Wall Street Journal: The Dollar May Be Knocked off Its Pedestal
Article by Sahil Mahtani in Wall Street Journal
Will the U.S. dollar soon lose its status as the world’s pre-eminent currency? The consensus is no—it’s said that any move away from the dollar would take decades. This view is too complacent.
Developments in foreign-exchange markets during the past 18 months point toward de-dollarization.
Consider that Chinese “petro-yuan” crude-oil futures, launched last year in Shanghai, now sit right behind Brent and West Texas Intermediate in trade volume. The world’s central banks bought more gold last year than at any time since President Nixon took the U.S. off the gold standard in 1971.

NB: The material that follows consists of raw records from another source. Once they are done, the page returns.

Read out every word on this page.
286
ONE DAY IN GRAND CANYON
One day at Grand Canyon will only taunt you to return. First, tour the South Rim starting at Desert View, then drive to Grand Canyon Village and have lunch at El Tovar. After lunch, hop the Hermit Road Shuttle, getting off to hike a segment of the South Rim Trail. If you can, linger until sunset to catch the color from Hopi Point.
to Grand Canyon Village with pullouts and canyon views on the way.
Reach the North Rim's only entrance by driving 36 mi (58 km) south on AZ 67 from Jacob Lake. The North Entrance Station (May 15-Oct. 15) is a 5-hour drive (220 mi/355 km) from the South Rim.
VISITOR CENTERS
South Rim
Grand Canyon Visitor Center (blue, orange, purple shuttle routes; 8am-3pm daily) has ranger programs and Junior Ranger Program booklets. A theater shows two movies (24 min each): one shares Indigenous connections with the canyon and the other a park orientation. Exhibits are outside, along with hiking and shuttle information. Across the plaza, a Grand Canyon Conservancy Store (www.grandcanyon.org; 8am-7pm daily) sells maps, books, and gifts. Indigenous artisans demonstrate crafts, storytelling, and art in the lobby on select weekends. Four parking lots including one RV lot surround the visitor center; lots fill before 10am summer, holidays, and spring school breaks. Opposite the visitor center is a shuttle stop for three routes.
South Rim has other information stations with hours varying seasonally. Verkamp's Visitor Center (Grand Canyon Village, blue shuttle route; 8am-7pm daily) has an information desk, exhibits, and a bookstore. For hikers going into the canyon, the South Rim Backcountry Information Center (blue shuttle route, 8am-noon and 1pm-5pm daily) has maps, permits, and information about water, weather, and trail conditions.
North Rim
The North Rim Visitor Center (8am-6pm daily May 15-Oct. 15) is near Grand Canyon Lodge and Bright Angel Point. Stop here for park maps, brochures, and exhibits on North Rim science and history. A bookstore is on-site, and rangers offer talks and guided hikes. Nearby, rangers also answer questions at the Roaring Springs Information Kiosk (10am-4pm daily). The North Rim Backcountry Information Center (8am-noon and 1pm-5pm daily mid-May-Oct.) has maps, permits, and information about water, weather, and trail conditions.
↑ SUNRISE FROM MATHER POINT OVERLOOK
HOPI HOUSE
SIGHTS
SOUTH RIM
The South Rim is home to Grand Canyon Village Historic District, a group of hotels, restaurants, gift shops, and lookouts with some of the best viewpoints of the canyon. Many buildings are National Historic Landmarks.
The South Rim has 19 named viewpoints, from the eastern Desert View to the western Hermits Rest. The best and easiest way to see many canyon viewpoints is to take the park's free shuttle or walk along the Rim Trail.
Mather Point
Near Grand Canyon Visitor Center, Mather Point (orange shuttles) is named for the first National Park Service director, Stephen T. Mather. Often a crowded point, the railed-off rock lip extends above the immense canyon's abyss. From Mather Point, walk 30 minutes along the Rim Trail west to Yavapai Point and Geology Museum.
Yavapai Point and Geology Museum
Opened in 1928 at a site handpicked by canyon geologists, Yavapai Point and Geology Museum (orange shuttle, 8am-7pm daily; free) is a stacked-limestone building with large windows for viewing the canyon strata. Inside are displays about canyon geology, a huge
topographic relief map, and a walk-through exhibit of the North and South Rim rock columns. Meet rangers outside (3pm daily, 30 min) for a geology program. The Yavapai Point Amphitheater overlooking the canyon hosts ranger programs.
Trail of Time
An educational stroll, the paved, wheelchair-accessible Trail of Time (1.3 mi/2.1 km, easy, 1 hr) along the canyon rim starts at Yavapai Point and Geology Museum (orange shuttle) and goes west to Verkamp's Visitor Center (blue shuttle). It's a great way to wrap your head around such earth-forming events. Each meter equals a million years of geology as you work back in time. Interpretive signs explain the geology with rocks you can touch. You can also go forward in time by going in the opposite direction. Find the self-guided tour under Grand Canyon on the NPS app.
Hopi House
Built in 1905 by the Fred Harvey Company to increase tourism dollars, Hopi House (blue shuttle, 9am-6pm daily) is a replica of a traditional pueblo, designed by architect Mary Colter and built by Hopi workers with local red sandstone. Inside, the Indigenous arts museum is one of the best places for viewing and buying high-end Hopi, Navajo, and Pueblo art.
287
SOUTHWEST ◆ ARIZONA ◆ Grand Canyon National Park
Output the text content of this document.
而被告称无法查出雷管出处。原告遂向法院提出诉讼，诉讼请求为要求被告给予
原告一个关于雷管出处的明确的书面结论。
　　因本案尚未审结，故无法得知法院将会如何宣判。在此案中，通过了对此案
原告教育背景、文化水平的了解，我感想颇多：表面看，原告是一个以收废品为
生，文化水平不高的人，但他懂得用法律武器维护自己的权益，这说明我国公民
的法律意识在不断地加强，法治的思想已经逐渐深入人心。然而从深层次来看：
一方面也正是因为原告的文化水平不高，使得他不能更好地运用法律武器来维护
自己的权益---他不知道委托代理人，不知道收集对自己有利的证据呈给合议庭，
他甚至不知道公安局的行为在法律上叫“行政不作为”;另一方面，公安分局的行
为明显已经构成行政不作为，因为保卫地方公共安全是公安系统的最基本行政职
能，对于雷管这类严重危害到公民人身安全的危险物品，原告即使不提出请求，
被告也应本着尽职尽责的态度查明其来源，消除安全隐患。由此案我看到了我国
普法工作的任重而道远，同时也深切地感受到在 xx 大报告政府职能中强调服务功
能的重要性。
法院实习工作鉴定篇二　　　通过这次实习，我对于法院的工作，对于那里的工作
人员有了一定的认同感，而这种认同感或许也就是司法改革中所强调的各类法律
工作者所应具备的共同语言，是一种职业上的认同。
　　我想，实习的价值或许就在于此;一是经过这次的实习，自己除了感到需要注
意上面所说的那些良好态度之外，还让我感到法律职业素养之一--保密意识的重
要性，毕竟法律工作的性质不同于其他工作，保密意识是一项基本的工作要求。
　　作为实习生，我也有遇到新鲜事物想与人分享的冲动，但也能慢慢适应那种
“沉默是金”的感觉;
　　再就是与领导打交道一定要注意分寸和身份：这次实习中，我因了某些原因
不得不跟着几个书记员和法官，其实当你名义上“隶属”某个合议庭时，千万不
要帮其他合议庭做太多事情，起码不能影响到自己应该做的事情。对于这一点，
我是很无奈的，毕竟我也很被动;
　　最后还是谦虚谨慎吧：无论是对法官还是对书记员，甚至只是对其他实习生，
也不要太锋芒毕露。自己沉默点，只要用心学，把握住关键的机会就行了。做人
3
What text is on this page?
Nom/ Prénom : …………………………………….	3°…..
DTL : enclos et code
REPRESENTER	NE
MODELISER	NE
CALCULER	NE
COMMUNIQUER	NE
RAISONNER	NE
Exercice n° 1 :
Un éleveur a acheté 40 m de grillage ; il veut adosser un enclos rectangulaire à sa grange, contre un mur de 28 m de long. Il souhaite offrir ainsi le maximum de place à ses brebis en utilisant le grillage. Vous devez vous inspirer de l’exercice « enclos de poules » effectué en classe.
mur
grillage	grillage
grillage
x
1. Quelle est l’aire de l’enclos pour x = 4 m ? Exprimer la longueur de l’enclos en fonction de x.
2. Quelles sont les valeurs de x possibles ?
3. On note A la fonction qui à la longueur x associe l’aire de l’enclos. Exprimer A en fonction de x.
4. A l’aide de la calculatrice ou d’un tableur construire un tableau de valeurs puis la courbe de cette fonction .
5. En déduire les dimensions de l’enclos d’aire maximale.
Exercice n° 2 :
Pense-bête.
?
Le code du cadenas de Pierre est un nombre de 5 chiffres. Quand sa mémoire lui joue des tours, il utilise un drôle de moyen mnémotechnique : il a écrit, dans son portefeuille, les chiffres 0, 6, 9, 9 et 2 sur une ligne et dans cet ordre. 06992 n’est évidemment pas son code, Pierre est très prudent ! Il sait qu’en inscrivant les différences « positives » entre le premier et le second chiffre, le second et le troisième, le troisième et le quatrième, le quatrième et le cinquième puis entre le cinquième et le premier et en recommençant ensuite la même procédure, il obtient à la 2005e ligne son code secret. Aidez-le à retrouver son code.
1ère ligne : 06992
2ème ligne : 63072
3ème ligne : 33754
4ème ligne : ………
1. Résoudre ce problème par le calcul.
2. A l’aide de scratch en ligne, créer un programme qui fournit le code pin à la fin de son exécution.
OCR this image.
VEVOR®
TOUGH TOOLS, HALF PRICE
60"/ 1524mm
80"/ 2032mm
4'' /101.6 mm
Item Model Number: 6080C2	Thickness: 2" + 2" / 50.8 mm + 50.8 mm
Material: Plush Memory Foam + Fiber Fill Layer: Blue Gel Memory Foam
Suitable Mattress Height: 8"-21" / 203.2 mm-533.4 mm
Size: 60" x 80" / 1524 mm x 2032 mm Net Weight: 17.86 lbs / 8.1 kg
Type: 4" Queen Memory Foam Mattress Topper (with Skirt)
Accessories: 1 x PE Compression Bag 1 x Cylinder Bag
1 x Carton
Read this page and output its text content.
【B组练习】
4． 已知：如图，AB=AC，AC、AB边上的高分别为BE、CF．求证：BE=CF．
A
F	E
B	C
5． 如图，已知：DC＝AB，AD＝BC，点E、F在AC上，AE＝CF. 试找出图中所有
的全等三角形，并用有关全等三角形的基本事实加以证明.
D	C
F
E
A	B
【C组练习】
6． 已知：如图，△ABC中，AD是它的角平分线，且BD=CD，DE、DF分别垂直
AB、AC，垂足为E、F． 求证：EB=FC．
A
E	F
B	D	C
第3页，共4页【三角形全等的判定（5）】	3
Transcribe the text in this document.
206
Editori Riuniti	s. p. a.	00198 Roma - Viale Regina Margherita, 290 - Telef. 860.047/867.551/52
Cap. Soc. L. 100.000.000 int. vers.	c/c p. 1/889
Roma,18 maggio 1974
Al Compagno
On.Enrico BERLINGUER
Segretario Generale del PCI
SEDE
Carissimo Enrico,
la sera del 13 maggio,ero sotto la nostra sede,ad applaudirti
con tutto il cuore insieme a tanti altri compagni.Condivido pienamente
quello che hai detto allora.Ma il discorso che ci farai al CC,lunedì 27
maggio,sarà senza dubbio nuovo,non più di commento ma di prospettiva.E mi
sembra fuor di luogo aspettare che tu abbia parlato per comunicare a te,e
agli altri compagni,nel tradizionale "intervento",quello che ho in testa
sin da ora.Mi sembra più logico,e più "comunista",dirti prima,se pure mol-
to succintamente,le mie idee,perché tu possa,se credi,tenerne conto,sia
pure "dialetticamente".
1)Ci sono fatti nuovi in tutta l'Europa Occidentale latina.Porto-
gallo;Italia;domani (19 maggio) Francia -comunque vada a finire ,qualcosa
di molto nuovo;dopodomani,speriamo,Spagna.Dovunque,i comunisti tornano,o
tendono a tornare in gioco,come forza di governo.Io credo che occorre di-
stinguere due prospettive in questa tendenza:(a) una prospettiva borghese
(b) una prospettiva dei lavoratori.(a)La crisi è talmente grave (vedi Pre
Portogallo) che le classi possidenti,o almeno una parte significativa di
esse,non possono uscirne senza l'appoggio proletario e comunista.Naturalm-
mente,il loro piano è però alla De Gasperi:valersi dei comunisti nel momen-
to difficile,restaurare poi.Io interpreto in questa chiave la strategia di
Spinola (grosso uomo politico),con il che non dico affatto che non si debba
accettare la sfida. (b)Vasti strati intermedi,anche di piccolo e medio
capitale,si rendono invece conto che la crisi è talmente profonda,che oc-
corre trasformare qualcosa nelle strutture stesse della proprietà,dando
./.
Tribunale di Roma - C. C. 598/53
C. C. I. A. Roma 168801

Markets recently learned that China added gold to its reserves for the fifth month in a row. Earlier this year, the U.K., France and Germany created a new payment-processing system to permit payments to Iran. It will begin quietly with humanitarian aid, then move to other goods and services, potentially competing with the American-influenced Swift system.
The increasing use of economic sanctions under Presidents Obama and Trump is the immediate cause of de-dollarization. In European finance, few have forgotten the $8.9 billion fine meted out to French bank BNP Paribas in 2014 for violating U.S. economic sanctions against Iran. It’s not that surprising, or even that significant, when Russia shifts $100 billion of dollar-denominated reserves into Chinese yuan, euros and Japanese yen, as it did last year. But the change in posture among the trans-Atlantic democracies is noteworthy. At his final European State of the Union address, European Commission President Jean-Claude Juncker said: “It is absurd that European companies buy European planes in dollars instead of euros.”